JOURNALIST: Is it appropriate that there is a pregnant woman on Nauru living in tents?

BURKE: Look the medical advice should drive those decisions and I don’t know what the medical advice is.

JOURNALIST: What would Labor need to hear from Parkinson this morning to persuade them that the half a trillion dollar debt ceiling is the right way to go?
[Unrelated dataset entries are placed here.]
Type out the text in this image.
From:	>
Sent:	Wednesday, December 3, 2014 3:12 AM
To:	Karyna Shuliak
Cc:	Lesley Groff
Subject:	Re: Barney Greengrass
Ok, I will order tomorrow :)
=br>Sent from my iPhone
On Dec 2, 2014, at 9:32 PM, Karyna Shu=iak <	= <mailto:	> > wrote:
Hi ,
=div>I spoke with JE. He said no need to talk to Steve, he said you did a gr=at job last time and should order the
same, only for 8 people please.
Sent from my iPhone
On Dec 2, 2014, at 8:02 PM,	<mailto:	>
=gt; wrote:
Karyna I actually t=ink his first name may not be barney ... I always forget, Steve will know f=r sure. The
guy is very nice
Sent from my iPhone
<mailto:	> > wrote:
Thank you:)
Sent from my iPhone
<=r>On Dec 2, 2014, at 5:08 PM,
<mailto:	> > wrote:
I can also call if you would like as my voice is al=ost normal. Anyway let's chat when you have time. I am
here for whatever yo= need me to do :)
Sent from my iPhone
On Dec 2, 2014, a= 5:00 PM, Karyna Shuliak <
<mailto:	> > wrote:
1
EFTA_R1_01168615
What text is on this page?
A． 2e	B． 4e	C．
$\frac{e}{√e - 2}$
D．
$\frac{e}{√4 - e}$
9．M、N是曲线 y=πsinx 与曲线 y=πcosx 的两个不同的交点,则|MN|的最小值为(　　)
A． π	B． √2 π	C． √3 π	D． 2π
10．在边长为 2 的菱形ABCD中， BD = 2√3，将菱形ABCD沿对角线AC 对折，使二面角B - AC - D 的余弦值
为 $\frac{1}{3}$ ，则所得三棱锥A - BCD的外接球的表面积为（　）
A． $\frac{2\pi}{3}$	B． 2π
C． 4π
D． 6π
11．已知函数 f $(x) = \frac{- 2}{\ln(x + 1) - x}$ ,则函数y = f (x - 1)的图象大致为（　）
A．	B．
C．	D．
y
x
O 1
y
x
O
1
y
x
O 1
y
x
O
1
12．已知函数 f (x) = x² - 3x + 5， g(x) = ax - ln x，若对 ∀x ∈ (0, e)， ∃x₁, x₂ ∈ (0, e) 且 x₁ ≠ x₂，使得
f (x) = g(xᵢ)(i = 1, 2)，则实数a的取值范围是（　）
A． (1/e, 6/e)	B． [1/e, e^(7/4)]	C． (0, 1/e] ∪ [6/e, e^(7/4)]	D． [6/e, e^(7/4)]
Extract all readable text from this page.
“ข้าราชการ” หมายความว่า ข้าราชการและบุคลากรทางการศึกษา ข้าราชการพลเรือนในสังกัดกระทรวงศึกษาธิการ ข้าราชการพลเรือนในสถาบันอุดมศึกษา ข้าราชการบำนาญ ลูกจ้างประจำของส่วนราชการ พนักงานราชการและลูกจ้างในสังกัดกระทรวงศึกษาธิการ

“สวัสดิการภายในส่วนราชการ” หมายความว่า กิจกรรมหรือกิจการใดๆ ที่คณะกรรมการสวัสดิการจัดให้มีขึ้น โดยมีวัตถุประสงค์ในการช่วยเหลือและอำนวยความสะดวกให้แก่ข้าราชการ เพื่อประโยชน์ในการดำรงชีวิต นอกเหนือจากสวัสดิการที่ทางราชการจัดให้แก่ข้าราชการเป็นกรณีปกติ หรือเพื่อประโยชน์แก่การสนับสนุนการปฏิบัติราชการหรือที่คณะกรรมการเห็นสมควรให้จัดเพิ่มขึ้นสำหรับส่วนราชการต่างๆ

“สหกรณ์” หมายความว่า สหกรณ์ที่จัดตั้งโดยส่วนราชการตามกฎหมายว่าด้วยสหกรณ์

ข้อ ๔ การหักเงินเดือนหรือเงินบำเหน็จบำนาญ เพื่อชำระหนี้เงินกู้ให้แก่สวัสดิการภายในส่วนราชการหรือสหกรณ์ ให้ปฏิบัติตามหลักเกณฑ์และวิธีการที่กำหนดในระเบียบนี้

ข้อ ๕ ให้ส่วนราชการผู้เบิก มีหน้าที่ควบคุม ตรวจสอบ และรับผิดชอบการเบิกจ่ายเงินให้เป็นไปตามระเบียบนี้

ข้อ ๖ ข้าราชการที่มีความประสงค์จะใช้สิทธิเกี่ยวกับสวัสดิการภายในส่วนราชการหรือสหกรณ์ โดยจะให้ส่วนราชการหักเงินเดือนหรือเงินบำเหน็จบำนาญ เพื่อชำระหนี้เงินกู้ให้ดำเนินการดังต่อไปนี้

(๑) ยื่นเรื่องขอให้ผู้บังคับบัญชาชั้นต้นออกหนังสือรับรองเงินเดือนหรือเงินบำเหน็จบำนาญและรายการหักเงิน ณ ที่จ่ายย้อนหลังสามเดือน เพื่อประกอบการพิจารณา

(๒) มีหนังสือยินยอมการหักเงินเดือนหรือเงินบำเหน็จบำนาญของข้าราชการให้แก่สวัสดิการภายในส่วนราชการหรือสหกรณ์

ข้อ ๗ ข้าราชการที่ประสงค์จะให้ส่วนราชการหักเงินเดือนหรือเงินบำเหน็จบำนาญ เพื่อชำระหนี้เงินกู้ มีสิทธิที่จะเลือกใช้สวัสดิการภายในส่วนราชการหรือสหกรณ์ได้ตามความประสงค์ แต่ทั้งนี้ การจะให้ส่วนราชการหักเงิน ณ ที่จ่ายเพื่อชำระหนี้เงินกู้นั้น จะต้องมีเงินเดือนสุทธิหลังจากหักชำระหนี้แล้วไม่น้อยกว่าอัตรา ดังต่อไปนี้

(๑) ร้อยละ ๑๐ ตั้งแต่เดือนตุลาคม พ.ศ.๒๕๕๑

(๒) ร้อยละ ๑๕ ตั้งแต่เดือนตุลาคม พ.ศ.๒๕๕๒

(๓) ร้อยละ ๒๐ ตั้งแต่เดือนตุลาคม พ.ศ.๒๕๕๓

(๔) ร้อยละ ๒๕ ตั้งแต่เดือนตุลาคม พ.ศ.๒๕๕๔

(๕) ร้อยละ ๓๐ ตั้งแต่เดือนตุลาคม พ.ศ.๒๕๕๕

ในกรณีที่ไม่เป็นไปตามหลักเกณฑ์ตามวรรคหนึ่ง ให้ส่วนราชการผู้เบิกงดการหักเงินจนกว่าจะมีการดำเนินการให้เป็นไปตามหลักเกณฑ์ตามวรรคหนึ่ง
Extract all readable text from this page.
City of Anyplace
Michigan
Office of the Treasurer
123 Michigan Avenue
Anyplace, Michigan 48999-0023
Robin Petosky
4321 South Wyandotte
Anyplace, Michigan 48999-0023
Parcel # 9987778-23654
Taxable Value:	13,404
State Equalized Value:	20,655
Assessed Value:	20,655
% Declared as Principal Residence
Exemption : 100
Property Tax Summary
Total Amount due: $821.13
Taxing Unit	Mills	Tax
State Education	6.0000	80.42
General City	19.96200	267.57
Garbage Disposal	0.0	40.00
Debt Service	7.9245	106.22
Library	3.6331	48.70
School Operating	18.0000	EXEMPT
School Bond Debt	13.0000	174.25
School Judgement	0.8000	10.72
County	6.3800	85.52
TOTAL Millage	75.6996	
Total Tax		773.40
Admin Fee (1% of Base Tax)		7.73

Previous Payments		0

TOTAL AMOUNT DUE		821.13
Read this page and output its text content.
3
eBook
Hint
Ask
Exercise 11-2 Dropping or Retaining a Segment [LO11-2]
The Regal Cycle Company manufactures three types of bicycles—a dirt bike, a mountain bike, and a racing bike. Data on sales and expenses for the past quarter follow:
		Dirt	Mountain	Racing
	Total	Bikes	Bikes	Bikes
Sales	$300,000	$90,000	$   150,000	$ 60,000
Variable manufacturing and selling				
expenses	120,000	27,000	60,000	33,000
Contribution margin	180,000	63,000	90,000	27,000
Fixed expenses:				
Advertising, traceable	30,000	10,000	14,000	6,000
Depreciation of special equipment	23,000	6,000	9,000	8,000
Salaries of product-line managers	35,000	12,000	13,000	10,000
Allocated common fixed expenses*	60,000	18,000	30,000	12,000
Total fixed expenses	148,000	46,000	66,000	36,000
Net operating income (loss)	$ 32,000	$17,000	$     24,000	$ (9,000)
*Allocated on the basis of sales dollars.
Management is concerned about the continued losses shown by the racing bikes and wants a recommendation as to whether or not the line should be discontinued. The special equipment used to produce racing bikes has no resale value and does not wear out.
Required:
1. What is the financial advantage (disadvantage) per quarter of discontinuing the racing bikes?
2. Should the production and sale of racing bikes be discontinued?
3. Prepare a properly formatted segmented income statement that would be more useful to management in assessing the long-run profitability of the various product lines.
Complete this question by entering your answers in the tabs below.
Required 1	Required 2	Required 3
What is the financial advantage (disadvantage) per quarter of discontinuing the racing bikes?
BURKE: The position that Chris Bowen has enunciated and that we hold firmly is the documents should be bought down. It shouldn’t be a case of whether or not the right question is asked, or the right answers given or things are done on the run, there is a full budget update called MYEFO, it’s the mid-year forecast. It should be released and put on the table. Every time Joe Hockey says oh I want permission to go to half a trillion dollars of debt but I’m not willing to give you the documents, you know you’ve got to ask what’s he got to hide. It’s a reasonable question what on earth does Joe Hockey have to hide on that. So the critical issue for us and I will make this the last one because I have to get to a meeting, but the critical issue for us is to make sure that the information is put forward.

Four hundred billion on the table already from the Senate, the Government can take that at whatever time they want. We are also willing to look at the higher figure but they’ve got to release MYEFO and provide the documents to justify it. No one gets an increase in their credit limit without having to provide any paper work. That’s what Joe Hockey is asking for the biggest permission to go into debt in the country.